PWSA Board Approves Robert Weimar As Interim Executive Director

Jun 23, 2017

The Pittsburgh Water and Sewer Authority board of directors on Friday approved the appointment of Robert Weimar as interim executive director for one year.

The Pittsburgh Tribune-Review reports Weimar, formerly the acting director of engineering, will earn up to $350,000 in the role.

Retired U.S. Army Colonel Bernard Lindstrom had served as interim executive director since September. In mid-March, Mayor Bill Peduto’s office announced that Lindstrom would be staying on in that role for up to two years.

In a statement, the administration said that would allow “for continuity of leadership at the PWSA.”

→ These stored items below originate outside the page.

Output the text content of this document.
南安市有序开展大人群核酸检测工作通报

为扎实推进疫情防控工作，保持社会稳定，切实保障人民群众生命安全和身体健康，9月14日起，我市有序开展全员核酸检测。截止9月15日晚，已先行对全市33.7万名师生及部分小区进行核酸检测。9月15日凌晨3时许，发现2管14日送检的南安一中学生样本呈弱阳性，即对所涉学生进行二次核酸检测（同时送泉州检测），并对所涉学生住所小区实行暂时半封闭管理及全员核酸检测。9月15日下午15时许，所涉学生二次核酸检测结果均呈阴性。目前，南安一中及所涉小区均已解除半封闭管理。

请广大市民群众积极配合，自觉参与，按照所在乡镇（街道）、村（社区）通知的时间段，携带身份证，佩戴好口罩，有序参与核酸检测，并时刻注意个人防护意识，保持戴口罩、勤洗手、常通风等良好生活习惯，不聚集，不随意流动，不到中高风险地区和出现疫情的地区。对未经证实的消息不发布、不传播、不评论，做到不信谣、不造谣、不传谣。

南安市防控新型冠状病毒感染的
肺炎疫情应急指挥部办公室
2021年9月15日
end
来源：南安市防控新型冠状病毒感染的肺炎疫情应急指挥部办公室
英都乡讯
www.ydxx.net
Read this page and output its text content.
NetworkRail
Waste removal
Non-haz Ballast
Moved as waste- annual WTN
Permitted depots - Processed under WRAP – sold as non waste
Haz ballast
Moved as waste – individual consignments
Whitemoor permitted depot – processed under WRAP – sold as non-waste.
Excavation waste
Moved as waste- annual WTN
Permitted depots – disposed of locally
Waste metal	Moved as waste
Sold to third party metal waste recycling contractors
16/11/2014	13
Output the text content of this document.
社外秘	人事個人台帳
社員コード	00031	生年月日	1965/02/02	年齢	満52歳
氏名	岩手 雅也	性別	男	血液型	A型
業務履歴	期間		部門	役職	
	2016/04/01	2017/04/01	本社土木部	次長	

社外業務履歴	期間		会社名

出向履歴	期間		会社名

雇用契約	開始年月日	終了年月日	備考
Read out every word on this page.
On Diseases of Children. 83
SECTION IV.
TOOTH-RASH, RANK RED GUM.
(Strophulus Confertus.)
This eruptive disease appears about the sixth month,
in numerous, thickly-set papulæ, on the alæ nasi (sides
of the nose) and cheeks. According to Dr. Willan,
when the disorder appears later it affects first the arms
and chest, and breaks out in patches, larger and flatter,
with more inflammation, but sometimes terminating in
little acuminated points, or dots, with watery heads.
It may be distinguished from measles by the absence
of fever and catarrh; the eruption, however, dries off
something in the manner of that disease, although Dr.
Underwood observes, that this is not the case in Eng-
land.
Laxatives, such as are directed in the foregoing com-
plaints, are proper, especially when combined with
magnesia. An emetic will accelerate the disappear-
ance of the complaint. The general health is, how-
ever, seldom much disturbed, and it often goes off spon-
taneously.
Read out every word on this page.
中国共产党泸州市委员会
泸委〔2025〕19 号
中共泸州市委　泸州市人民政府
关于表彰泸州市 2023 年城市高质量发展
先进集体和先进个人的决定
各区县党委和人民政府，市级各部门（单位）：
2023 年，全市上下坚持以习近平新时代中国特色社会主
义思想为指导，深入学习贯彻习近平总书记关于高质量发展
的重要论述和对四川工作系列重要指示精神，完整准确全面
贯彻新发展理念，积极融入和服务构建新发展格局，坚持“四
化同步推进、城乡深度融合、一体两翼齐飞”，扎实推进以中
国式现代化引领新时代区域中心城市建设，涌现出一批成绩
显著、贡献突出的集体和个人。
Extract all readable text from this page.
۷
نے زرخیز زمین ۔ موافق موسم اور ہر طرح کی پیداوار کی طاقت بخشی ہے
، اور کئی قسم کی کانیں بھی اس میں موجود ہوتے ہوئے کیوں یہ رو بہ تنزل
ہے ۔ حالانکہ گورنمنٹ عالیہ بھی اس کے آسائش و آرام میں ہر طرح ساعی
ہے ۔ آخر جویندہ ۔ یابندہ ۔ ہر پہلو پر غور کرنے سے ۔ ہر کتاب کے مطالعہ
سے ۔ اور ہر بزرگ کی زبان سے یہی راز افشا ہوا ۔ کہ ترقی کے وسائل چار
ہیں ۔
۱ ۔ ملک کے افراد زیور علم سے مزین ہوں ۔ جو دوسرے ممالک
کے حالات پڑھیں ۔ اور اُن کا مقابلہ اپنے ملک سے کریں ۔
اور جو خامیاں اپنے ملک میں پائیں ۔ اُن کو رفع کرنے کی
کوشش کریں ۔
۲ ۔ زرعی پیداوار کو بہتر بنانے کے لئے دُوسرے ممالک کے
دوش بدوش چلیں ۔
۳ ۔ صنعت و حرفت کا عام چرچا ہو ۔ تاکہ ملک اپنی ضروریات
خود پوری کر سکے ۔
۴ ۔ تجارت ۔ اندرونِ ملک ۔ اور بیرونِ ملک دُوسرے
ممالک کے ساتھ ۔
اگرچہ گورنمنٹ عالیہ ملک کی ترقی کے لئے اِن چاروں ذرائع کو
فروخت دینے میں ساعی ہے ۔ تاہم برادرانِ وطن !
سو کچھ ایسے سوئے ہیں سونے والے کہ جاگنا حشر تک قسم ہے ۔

PWSA never formally announced that Lindstrom would be stepping down, but the board tabled a vote on his contract extension in March, according to the Pittsburgh Post-Gazette.

In April, the mayor’s office announced PWSA was “considering a professional services agreement” with Lindstrom, and that the board would soon ratify Weimar as interim executive director “on a temporary basis.”

It’s not clear why the change in leadership was made.

"PWSA is undergoing critical and necessary changes to deliver better services to city residents, and continued improvements in management and operations are being implemented at the authority,” said Kevin Acklin, chief of staff to Mayor Peduto. “We are pleased that the Board approved the extension of Mr. Weimar's contract to continue service as interim executive director, as he had been serving in this role for the past couple months.”

PWSA could soon come under oversight of the state’s Public Utilities Commission. A bill to do just that has passed the state House and awaits action in the Senate. The Peduto administration has expressed support for the measure.

Meanwhile, Infrastructure Management Group has been contracted to come up with a plan for re-structuring the authority.

PWSA has been without a permanent executive director since March 2016, and has been plagued by billing problems and infrastructure issues, including violation of the Environmental Protection Agency’s lead and copper rule last summer.